I can set tolerations for my gitlab-runner deployment, but I have no way to similarly configure the spawned build-pods. I can use tolerations but then the job pods get scattered to the non-CI nodes in the cluster. If I try to use node-selectors, non-CI jobs get scheduled on the CI nodes.
The idea of setting "not-a-ci-node" node labels on all non-CI nodes then retro-fitting/setting nodeSelectors for every deployment that isn't gitlab-runner is not a solution.
I couldn't agree more with @stephen6. I'd like to taint nodes dedicated for CI jobs, and need way to add tolerations to gitlab-runner and runners pods. Node selector is weak/bad way of picking nodes in busy kubernetes cluster with 100+ apps.
@stephen6 hits the nail on the head. Our use case is that we would like to run a small pool of low-resource instances to run our cluster-components - prometheus, grafana, cluster-autoscaler, cert-manager, etc - and a second pool of larger instances for running all of our generated job pods that can scale down to 0 instances at night when no jobs are running, and up during the day.
Our choices are to either
Taint the nodes of the smaller pool and retrofit EVERY one of our cluster components with a node selector and tolerations to force them into this pool OR
Taint the nodes of the larger pool and add tolerations and a node selector to just the generated job runner pods
I hope it's plain that the latter of these two choices is a SUBSTANTIALLY simpler solution to the problem. We would REALLY appreciate this feature.
I've written up a quick proposal to fix this issue over in #3969 (closed) I did not mean to create a duplicate, but unfortunately i did not find this issue while searching for some reason. Probably because of missing labels here as well.
This currently isn't planned to be worked on. If you're interested in this feature please upvote it - our Product team uses the upvotes as an indication of a feature's popularity.
@paulcatinean Not at all what this ticket is about.

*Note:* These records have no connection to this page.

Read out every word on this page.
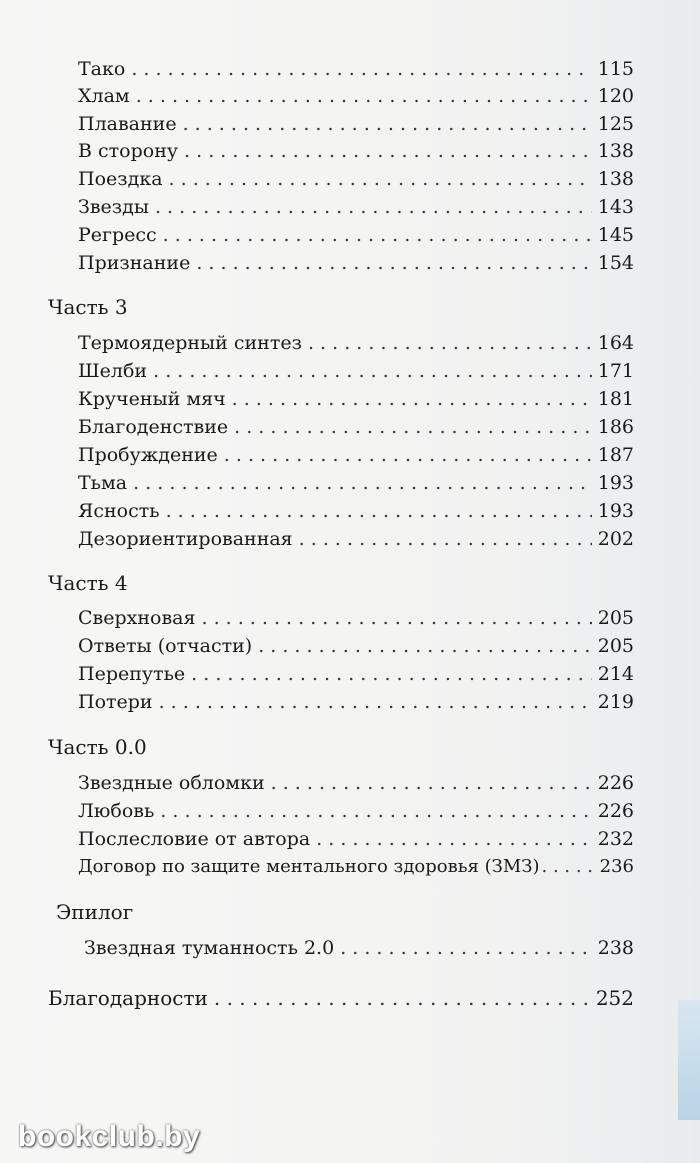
Тако . . .	115
Хлам . . .	120
Плавание . . .	125
В сторону . . .	138
Поездка . . .	138
Звезды . . .	143
Регресс . . .	145
Признание . . .	154
Часть 3
Термоядерный синтез . . .	164
Шелби . . .	171
Крученый мяч . . .	181
Благоденствие . . .	186
Пробуждение . . .	187
Тьма . . .	193
Ясность . . .	193
Дезориентированная . . .	202
Часть 4
Сверхновая . . .	205
Ответы (отчасти) . . .	205
Перепутье . . .	214
Потери . . .	219
Часть 0.0
Звездные обломки . . .	226
Любовь . . .	226
Послесловие от автора . . .	232
Договор по защите ментального здоровья (ЗМЗ) . . .	236
Эпилог
Звездная туманность 2.0 . . .	238
Благодарности . . .	252
bookclub.by
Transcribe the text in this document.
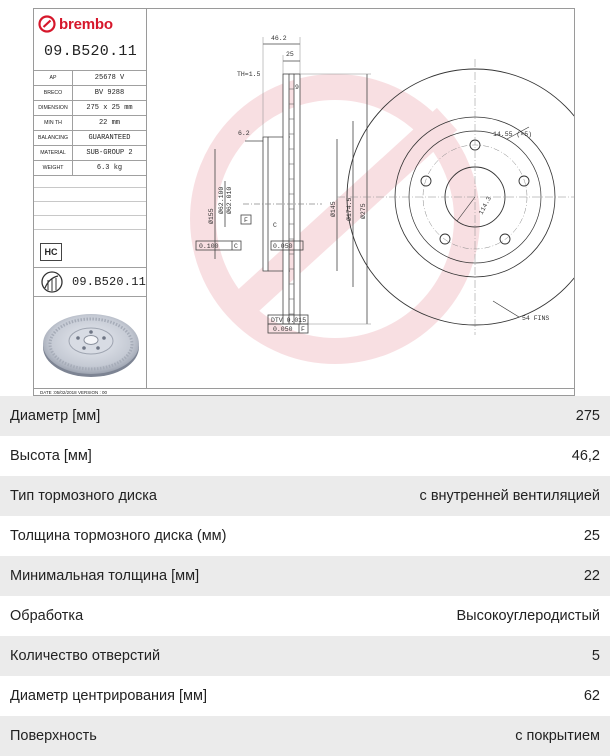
brembo
09.B520.11
AP	25678 V
BRECO	BV 9288
DIMENSION	275 x 25 mm
MIN TH	22 mm
BALANCING	GUARANTEED
MATERIAL	SUB-GROUP 2
WEIGHT	6.3 kg
HC
09.B520.11
46.2
25
TH=1.5
9
6.2	14.55 (×5)
54 FINS
0.050
0.100 C
DTV 0.015
0.050 F
F
C
Ø155
Ø62.100 Ø62.010	Ø145 Ø174.5 Ø275	114.3
DATE :05/02/2018 VERSION : 00
Диаметр [мм]	275
Высота [мм]	46,2
Тип тормозного диска	с внутренней вентиляцией
Толщина тормозного диска (мм)	25
Минимальная толщина [мм]	22
Обработка	Высокоуглеродистый
Количество отверстий	5
Диаметр центрирования [мм]	62
Поверхность	с покрытием
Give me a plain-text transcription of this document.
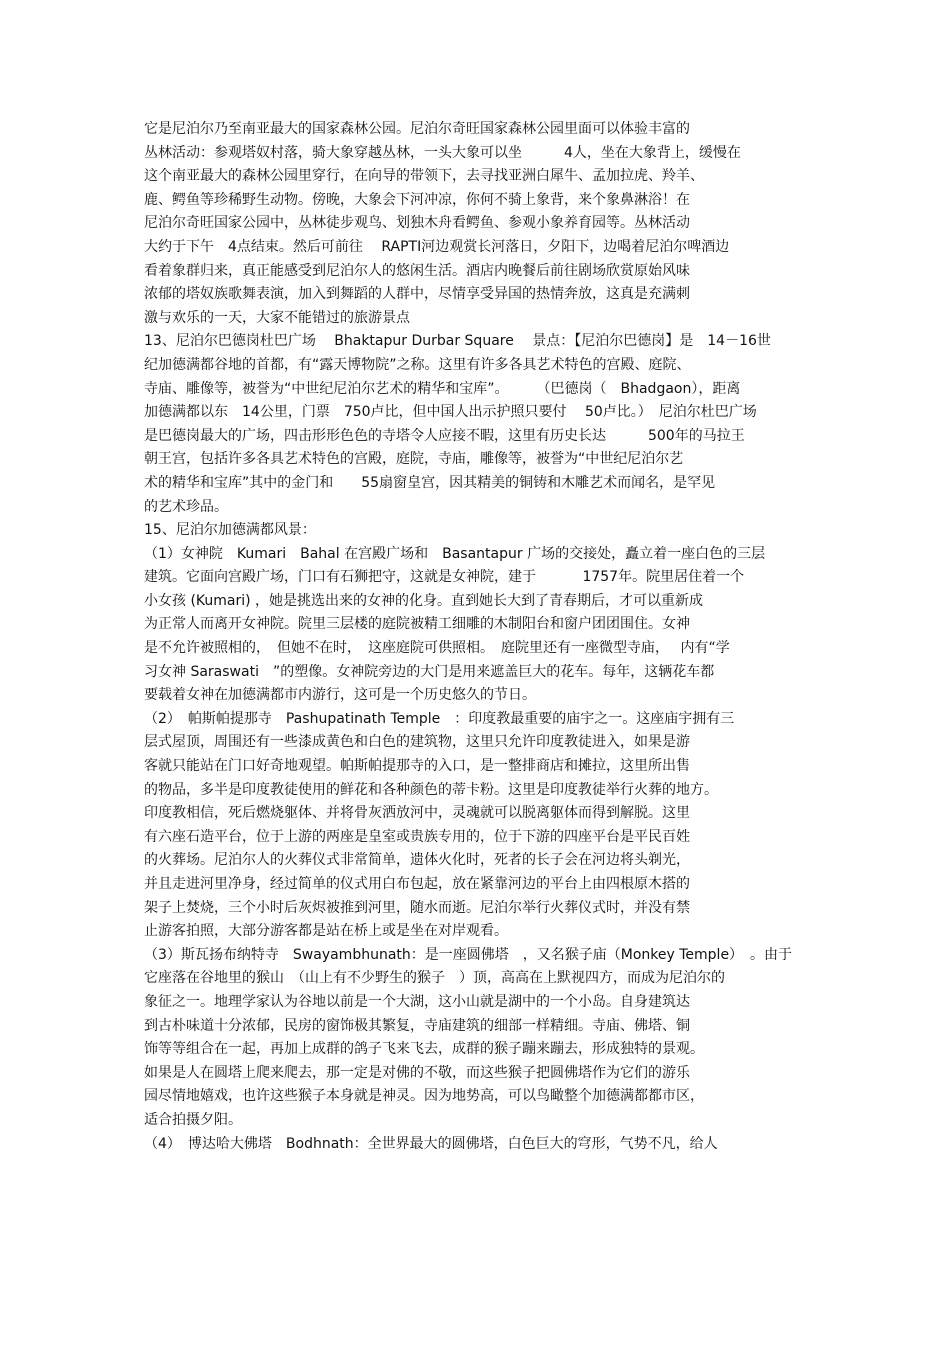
它是尼泊尔乃至南亚最大的国家森林公园。尼泊尔奇旺国家森林公园里面可以体验丰富的
丛林活动：参观塔奴村落，骑大象穿越丛林，一头大象可以坐　　　4人，坐在大象背上，缓慢在
这个南亚最大的森林公园里穿行，在向导的带领下，去寻找亚洲白犀牛、孟加拉虎、羚羊、
鹿、鳄鱼等珍稀野生动物。傍晚，大象会下河冲凉，你何不骑上象背，来个象鼻淋浴！在
尼泊尔奇旺国家公园中，丛林徒步观鸟、划独木舟看鳄鱼、参观小象养育园等。丛林活动
大约于下午　4点结束。然后可前往　 RAPTI河边观赏长河落日，夕阳下，边喝着尼泊尔啤酒边
看着象群归来，真正能感受到尼泊尔人的悠闲生活。酒店内晚餐后前往剧场欣赏原始风味
浓郁的塔奴族歌舞表演，加入到舞蹈的人群中，尽情享受异国的热情奔放，这真是充满刺
激与欢乐的一天，大家不能错过的旅游景点
13、尼泊尔巴德岗杜巴广场　 Bhaktapur Durbar Square　 景点：【尼泊尔巴德岗】是　14－16世
纪加德满都谷地的首都，有“露天博物院”之称。这里有许多各具艺术特色的宫殿、庭院、
寺庙、雕像等，被誉为“中世纪尼泊尔艺术的精华和宝库”。　　　（巴德岗（　Bhadgaon），距离
加德满都以东　14公里，门票　750卢比，但中国人出示护照只要付　 50卢比。）　尼泊尔杜巴广场
是巴德岗最大的广场，四击形形色色的寺塔令人应接不暇，这里有历史长达　　　500年的马拉王
朝王宫，包括许多各具艺术特色的宫殿，庭院，寺庙，雕像等，被誉为“中世纪尼泊尔艺
术的精华和宝库”其中的金门和　　55扇窗皇宫，因其精美的铜铸和木雕艺术而闻名，是罕见
的艺术珍品。
15、尼泊尔加德满都风景：
（1）女神院　Kumari　Bahal 在宫殿广场和　Basantapur 广场的交接处，矗立着一座白色的三层
建筑。它面向宫殿广场，门口有石狮把守，这就是女神院，建于　　　 1757年。院里居住着一个
小女孩 (Kumari) ，她是挑选出来的女神的化身。直到她长大到了青春期后，才可以重新成
为正常人而离开女神院。院里三层楼的庭院被精工细雕的木制阳台和窗户团团围住。女神
是不允许被照相的，　但她不在时，　这座庭院可供照相。　庭院里还有一座微型寺庙，　 内有“学
习女神 Saraswati　”的塑像。女神院旁边的大门是用来遮盖巨大的花车。每年，这辆花车都
要载着女神在加德满都市内游行，这可是一个历史悠久的节日。
（2）　帕斯帕提那寺　Pashupatinath Temple　：印度教最重要的庙宇之一。这座庙宇拥有三
层式屋顶，周围还有一些漆成黄色和白色的建筑物，这里只允许印度教徒进入，如果是游
客就只能站在门口好奇地观望。帕斯帕提那寺的入口，是一整排商店和摊拉，这里所出售
的物品，多半是印度教徒使用的鲜花和各种颜色的蒂卡粉。这里是印度教徒举行火葬的地方。
印度教相信，死后燃烧躯体、并将骨灰洒放河中，灵魂就可以脱离躯体而得到解脱。这里
有六座石造平台，位于上游的两座是皇室或贵族专用的，位于下游的四座平台是平民百姓
的火葬场。尼泊尔人的火葬仪式非常简单，遗体火化时，死者的长子会在河边将头剃光，
并且走进河里净身，经过简单的仪式用白布包起，放在紧靠河边的平台上由四根原木搭的
架子上焚烧，三个小时后灰烬被推到河里，随水而逝。尼泊尔举行火葬仪式时，并没有禁
止游客拍照，大部分游客都是站在桥上或是坐在对岸观看。
（3）斯瓦扬布纳特寺　Swayambhunath：是一座圆佛塔　，又名猴子庙（Monkey Temple）　。由于
它座落在谷地里的猴山　（山上有不少野生的猴子　）顶，高高在上默视四方，而成为尼泊尔的
象征之一。地理学家认为谷地以前是一个大湖，这小山就是湖中的一个小岛。自身建筑达
到古朴味道十分浓郁，民房的窗饰极其繁复，寺庙建筑的细部一样精细。寺庙、佛塔、铜
饰等等组合在一起，再加上成群的鸽子飞来飞去，成群的猴子蹦来蹦去，形成独特的景观。
如果是人在圆塔上爬来爬去，那一定是对佛的不敬，而这些猴子把圆佛塔作为它们的游乐
园尽情地嬉戏，也许这些猴子本身就是神灵。因为地势高，可以鸟瞰整个加德满都都市区，
适合拍摄夕阳。
（4）　博达哈大佛塔　Bodhnath：全世界最大的圆佛塔，白色巨大的穹形，气势不凡，给人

That setting affects the affinity of the gitlab-runner pod. There is currently no way to configure the affinity for the per-job runner pod.
The details are well defined and justified above for those so inclined.
@stephen6 I recently joined as the new PDM for the Runners. I will be taking a closer look at this issue as we plan out our priorities for the next few releases.
The issue description is kind of vague on what is the actual target. I've read it again and now I'm not sure whether this is about the gitlab-runner pod or the per-job pods.
In the end I would go with the latter since according to the source, the runners: section is about the per-job pods. So I believe the solution provided above is valid (delta the affinity configuration).
That being said, I'd love to see tolerations and affinities supported through the runners: section as the issue suggests.
@kravvcu thank you for the solution, it did work for me to add tolerations to the runner pods (those that to the actual builds).
@DarrenEastman
Though I'd love to see this natively supported by the Helm Chart, putting this working example somewhere easy to find would go a long way already.
And in the same deployment a env var for gitlab-ci runner container:
- name: KUBERNETES_NODE_SELECTOR value: 'node:ci'
Now the runner pod runs on a cheap node 24/7 and the per-job pods spin up on expensive CI nodes that downscale to zero.
We also tested with env var KUBERNETES_NODE_TOLERATIONS and the tolerations are added correctly to per-job pods started on nodes with corresponding taints.
@kravvcu Yeah. There is not an official name given to the per-job pod--made even less clear since the (k8s)Job object was added. It has always been about the per-job pods. The runner itself is delightfully lightweight, so while being able to direct its placement is proper, whether or not one does so is more stylistic than critical. A heavy-weight test/build job running on the wrong host can be detrimental to any non-gitlab-runner workloads.
This feature proposal does tie into the broader Kubernetes theme that we going to be focused on this year. Adding the backlog label for now as we probably won't be able to get to this on our end in the next couple of release milestones.
I after my MR !2324 (merged) has been merged last week and the upcoming release 13.4 you will be able to set kubernetes node affinities settings via config.toml (which you can even reach from the helm chart with gitlab-org/charts/gitlab-runner!253 (closed)). Pod Affinity and Anti-Affinity is on its way with !2368 (closed). So this Issue could be closed, couldn't it?
Basically came here to look how to set podAntiAffinity on the per job runner pod.
We have enough nodes, but when two specially CPU heavy jobs end on the same node, the node might become unresponsive.
Soft antiAffinity will solve this nicely.